Поправлялся я довольно быстро. Рана была неглубокая, а во всем остальном я был здоров, и каждым утром мне казалось, что можно вскочить с кровати и мчаться или на Байкал, или в падь, но первое же резкое движение отдавалось-таки ощутимой болью в голове и отрезвляло.
Через несколько дней, однако, с перевязанной головой я все же уже сидел на высоком, плоском камне на берегу Байкала и, обхватив коленки руками, слушал и смотрел на волны, не очень быстро и не очень громко набегающие на камень, под самые мои ноги. Но Баргузин был в этот день ленив и вял, это были всего лишь отголоски вчерашнего шторма, и потому даже брызги не достигали вершины камня, где я сидел.
День был пасмурный, и волны были светло-серые. Но иногда в разрывах облаков появлялось солнце, и я, хоть и сидел спиной к солнцу, его появление угадывал намного раньше, замечая, как вдруг начинали голубеть волны и просвечиваться-просматриваться отмель вправо от камня.
Еще я поймал себя на том, что, как только волны начинают голубеть, я начинаю улыбаться просто так, без всякой причины, и догадался, что улыбка на моем лице появляется как бы в ответ — когда улыбаешься потому, что кто-то улыбается тебе. И тогда я понял, что голубой цвет воды байкальской — это улыбка. И, ведь когда волны снова становились серыми, сразу становилось на душе серьезно и даже грустно, и даже вздохнуть хотелось, как вздыхают от усталости или скуки.
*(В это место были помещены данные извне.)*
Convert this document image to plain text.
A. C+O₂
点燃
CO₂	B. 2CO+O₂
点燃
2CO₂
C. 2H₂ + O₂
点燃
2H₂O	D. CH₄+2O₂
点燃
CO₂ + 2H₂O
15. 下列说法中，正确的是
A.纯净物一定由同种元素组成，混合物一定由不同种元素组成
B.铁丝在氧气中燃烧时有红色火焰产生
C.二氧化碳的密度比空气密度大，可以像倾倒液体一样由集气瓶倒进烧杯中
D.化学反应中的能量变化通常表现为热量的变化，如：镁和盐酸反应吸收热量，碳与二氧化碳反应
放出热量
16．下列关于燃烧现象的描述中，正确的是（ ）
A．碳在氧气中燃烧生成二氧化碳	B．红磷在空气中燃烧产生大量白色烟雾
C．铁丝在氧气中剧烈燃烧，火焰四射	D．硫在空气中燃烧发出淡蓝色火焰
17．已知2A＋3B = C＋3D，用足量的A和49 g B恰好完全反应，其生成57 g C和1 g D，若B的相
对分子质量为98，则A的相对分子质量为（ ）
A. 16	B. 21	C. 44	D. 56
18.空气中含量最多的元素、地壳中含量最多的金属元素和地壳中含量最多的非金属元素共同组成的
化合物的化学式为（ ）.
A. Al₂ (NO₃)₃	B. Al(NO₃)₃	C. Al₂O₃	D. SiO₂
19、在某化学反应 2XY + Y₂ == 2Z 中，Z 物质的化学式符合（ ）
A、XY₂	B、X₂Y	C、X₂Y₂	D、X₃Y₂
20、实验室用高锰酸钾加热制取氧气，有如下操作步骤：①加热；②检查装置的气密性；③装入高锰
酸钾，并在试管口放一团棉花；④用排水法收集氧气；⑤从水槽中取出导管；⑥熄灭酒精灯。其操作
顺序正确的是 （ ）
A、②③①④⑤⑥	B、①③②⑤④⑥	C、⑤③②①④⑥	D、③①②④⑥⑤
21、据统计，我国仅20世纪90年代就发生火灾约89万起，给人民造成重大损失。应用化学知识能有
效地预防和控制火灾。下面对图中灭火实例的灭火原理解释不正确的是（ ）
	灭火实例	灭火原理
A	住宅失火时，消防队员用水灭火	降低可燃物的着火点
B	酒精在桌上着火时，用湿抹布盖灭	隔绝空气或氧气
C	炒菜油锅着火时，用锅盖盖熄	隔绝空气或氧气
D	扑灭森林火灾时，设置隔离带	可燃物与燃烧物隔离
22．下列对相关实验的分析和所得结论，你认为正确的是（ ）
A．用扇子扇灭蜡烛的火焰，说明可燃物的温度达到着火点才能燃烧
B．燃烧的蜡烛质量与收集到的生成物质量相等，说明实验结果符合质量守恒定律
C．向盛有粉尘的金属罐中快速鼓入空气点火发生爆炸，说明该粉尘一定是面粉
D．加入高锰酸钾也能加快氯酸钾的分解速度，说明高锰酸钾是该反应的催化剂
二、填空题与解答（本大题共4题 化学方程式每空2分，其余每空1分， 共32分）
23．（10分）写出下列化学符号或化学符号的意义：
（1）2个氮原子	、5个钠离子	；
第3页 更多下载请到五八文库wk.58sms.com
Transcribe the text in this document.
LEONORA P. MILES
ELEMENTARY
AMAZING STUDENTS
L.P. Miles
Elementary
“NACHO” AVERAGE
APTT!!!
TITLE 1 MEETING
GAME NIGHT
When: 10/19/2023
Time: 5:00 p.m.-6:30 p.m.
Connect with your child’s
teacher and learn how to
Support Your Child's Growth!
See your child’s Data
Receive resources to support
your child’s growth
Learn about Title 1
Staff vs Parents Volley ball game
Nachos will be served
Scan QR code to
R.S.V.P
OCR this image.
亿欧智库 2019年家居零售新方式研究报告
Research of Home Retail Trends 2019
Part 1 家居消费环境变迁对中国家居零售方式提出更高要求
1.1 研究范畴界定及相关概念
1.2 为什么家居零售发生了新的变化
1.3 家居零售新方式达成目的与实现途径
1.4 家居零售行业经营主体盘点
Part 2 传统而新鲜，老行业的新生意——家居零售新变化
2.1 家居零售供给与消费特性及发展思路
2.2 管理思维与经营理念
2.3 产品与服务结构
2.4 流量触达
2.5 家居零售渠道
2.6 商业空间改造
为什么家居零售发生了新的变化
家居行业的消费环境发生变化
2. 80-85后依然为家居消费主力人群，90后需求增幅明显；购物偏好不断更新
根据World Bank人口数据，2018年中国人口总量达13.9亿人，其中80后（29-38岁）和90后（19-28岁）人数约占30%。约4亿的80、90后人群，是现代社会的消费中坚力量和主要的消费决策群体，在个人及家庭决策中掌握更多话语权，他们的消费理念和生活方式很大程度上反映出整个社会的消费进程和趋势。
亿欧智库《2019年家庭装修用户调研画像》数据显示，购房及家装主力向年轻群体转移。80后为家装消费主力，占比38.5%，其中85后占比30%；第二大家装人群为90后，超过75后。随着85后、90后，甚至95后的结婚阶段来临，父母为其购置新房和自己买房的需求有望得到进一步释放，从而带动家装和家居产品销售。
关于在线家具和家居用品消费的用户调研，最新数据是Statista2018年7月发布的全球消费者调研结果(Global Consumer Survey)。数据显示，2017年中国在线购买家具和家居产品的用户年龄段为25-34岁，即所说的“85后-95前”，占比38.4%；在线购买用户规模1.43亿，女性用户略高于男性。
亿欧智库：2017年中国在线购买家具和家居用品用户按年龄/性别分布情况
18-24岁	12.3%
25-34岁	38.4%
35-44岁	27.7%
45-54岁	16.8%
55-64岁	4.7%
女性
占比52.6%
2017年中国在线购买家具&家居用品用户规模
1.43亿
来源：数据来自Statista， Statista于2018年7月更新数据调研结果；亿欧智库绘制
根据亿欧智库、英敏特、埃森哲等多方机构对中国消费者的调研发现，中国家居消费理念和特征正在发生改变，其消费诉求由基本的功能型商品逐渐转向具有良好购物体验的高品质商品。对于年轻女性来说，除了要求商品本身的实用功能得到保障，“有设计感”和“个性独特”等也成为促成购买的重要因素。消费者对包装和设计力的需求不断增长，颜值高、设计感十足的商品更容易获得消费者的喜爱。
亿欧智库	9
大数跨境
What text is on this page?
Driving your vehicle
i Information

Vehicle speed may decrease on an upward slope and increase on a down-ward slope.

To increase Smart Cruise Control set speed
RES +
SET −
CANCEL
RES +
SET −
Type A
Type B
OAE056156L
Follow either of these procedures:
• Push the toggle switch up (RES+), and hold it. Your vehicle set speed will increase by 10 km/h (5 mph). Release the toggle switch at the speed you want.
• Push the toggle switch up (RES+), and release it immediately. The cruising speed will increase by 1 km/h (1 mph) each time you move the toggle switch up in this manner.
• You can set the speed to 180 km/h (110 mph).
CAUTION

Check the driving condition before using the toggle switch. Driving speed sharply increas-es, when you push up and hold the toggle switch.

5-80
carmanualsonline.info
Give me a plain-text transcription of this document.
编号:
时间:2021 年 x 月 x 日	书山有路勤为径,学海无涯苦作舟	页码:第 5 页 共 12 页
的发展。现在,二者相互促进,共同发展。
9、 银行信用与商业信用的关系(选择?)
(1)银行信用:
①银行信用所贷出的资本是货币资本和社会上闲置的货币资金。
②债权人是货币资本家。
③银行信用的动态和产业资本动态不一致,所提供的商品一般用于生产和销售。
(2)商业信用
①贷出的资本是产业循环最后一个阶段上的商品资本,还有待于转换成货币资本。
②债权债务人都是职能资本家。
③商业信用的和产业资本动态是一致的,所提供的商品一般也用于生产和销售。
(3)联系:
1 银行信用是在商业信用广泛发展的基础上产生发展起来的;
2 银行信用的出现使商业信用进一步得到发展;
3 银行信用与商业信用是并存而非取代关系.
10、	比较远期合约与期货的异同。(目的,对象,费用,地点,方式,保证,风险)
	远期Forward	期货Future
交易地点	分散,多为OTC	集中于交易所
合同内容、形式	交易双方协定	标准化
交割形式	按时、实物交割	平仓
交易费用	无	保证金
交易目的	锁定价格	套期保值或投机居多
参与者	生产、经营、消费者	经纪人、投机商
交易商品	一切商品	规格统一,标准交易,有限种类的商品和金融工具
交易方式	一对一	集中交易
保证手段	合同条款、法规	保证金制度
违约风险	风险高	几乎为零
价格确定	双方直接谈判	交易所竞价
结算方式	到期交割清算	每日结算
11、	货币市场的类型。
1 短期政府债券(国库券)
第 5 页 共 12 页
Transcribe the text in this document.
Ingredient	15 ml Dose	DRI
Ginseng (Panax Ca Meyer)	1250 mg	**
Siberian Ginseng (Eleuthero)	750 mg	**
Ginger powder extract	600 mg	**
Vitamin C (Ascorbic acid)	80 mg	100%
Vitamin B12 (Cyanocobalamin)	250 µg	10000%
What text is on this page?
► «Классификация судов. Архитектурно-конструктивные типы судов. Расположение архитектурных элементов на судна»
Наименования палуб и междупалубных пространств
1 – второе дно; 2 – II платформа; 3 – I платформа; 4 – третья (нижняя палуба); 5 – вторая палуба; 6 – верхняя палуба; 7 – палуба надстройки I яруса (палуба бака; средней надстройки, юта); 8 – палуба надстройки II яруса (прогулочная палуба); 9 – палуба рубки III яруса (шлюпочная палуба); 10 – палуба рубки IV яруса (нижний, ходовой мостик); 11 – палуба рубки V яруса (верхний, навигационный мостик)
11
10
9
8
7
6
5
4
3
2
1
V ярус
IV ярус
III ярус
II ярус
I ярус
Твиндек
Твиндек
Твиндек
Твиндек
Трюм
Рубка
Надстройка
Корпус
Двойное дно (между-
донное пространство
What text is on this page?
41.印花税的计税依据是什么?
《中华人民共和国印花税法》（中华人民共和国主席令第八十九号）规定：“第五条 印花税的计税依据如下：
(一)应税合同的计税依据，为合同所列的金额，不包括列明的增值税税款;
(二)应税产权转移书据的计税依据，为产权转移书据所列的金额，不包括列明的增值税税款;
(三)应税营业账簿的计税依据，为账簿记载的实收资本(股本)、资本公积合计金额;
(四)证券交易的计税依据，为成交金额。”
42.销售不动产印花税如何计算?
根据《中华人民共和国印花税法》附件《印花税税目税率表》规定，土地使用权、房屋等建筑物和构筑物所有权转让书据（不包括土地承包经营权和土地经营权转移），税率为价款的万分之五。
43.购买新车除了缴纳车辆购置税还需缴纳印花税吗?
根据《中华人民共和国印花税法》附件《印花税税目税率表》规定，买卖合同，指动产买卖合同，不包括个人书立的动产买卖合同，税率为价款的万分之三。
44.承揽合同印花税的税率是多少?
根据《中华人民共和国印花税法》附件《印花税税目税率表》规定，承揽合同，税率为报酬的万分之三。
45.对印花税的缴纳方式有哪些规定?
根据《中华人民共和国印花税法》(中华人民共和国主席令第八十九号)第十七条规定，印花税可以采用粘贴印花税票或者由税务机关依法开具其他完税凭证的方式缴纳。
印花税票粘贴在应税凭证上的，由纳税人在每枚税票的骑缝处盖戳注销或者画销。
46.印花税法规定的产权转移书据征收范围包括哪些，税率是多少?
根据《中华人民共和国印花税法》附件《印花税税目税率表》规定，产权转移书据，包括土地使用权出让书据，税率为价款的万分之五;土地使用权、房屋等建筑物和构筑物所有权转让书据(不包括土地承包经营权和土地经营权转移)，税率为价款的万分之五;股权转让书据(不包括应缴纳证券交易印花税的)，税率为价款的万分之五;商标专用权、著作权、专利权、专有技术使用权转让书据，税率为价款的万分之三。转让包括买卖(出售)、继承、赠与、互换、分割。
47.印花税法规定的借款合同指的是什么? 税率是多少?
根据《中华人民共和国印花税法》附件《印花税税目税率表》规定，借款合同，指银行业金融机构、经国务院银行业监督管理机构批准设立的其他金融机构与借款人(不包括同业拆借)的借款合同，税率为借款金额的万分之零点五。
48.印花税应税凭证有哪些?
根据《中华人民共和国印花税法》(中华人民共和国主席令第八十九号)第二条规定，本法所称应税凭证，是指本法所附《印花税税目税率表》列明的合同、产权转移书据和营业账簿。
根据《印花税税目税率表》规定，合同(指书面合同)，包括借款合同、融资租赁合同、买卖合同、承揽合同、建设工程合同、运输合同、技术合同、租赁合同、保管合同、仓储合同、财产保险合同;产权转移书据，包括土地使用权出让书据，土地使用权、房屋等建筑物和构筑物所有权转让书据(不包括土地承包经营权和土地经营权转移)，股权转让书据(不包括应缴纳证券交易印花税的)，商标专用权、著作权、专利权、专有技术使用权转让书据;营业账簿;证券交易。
Потом на лодке подплыл Генка, и мы с ним долго просто качались на волнах метрах в ста от берега. Генка был озабочен. Заболел его дед, тот самый, что притащил меня в поликлинику и которого звали в поселке Белым дедом. Генка рассказывал, как они с дедом рыбачат, бьют шишку и даже охотятся, и, хотя Генка не допускал самого худого, по голосу его чувствовалось, за деда он боится всерьез.